Everson Luhanga
On Thursday afternoon, Rosemary Ndlovu stood up in front of the court to submit her plea at the Palmridge High Court.
She held a calm exterior, but the trial had already been delayed because she had gotten sick with stress.
She is standing trial for the murders of members of her own family, and cashing in on their funeral and life insurance policies.
“Not guilty,” she told the judge. But if the court thinks otherwise, she will go down in history as one of South Africa’s most meticulous and cunning mass murderers.
Rosemary joined the police force over 15 years ago. Investigators say that after seven years, in April 2012, she began a highly lucrative killing spree, beginning with her cousin, Madaka.
Over the next six years, she is alleged to have killed her sister Audrey, her nephew Brilliant, her niece Zanele, and her boyfriend, Maurice Mabasa, in exchange for 28 insurance payouts totalling R1,38 million.

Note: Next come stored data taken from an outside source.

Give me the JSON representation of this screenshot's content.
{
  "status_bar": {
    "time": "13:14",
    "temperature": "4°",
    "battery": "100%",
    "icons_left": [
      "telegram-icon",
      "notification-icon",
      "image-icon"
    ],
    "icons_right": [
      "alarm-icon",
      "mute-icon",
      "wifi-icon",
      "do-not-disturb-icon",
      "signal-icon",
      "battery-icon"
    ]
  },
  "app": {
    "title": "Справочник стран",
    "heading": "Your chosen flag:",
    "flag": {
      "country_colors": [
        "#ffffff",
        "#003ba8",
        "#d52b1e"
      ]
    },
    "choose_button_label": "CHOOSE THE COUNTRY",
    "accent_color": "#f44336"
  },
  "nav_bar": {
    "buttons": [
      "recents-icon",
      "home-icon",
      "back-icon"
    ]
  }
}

She is also accused of several counts attempted murder and conspiracy to murder. She allegedly hired hitmen to kill two of her sisters, her own mother and the police detectives who were investigating her.
The police officer who first caught scent of Ndlovu’s alleged crimes was in fact her own commander at Tembisa South police station, Colonel Nthipe Boloka.
In 2018, a police informant approached Colonel Boloka, and told him that Ndlovu had asked him to carry out a hit on her mother, as well as her sister, Joyce, and Joyce’s four children and her baby.
Colonel Boloka passed on the information to the Gauteng provincial crime-intelligence unit. And that’s when the plan to trap Rosemary was born.
At 3am on 7 March 2018, five police officers met up with two of the informants posing as hitmen at a shopping mall in Ekurhuleni.
The informants have arranged to meet with Rosemary so she can show them Joyce’s house, which she wants them to burn down.
The police fitted a secret dashboard camera into the hitmen’s car, and planted one undercover officer to pose as another hitman.
The group then picks up Ndlovu at the Carstenhof Hospital. She has checked in there to give herself an alibi. She plans to go with the hitmen to point out her sister’s house, and then get back to hospital again by the time the killings take place.
Unaware of the recording device, she begins discussing the conspiracy to murder her close relatives with the hitmen, while two cop cars follow discreetly behind.
When she was arrested, Ndlovu was said to be shocked at first, then reverted to her naturally calm disposition. She denied the charges, and has maintained her innocence ever since.